Considering Don Juan, Hardwick’s sympathies evidently lie with Donna Elvira, whose continuing and profound fascination for the seducer not only makes him seem more worthy, but makes her a lot more interesting than the other female characters. In The Scarlet Letter, Hester Prynne becomes coolly exceptional in her idealistic determination to lie beyond the common ground of social expectations, unlike her betrayer, the Reverend Dimmesdale who wallows in self-recriminations, guilt and discomfort, as if he had taken the conventional female role in relation to illicit passion. By contrast, Hetty Sorrel in George Eliot’s Adam Bede, a weak romantic woman, wronged by a carefree and negligent upper class lover, seems to Hardwick to renounce her claim to reader’s sympathy by mindlessly accepting her victimhood. Where does women’s strength come from, Hardwick wonders, in the novels where they manage to transcend the boring miseries caused by acts of seduction and betrayal?
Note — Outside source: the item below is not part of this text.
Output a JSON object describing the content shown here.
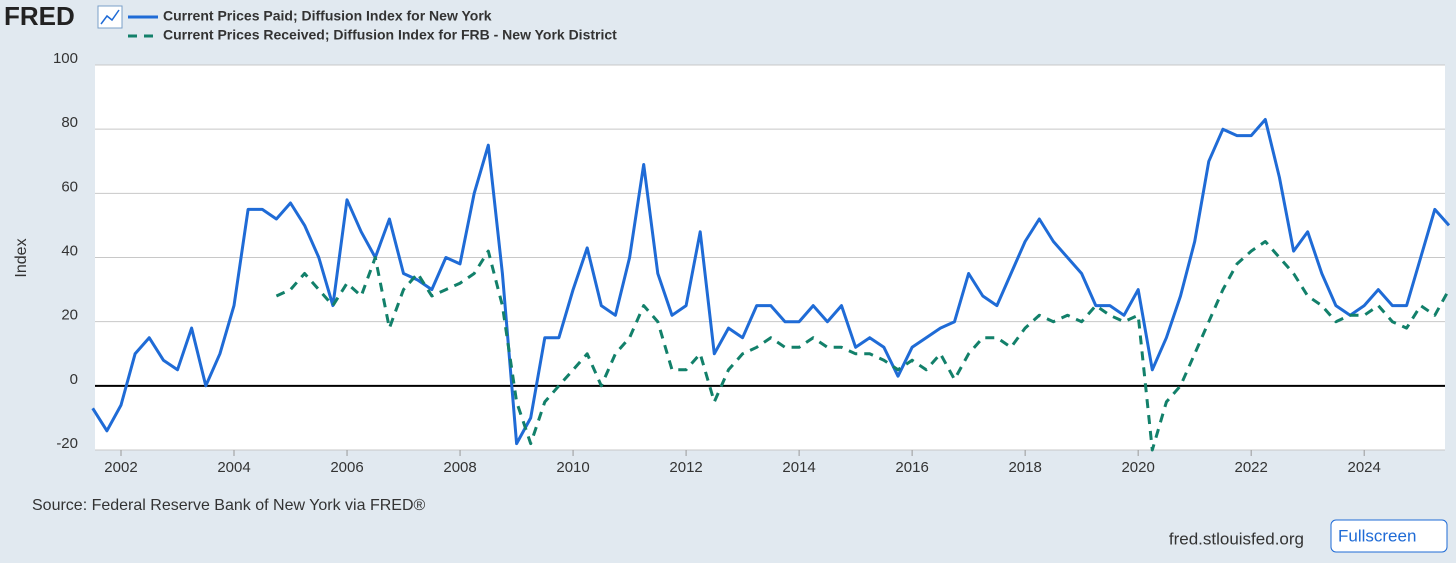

Answering her own question she says: ‘Women, wronged one way or another, are given the overwhelming beauty of endurance, the capacity for high or lowly suffering, for violent feeling absorbed, finally tranquilized, for the radiance of humility, for silence, secrecy, impressive acceptance.’ And elsewhere she emphasizes her message again, arguing that female protagonists on the wrong end of love get redeemed only by ‘fortitude, austerity, silence, endurance.’ Is it, therefore, too far-fetched to think that Elizabeth Hardwick’s strength of mind, her fierce intellect, was put to the service of her love for Lowell in ennobling both of them? Rather than seeing herself as a tough, capable woman, held back by a philandering madman, Hardwick rose above the common ugliness of infidelity and humiliation by that single phrase: ‘it was the best thing that ever happened to me.’ It certainly turns a kitchen sink drama into something worthy of literature, and I can only imagine she would have liked that.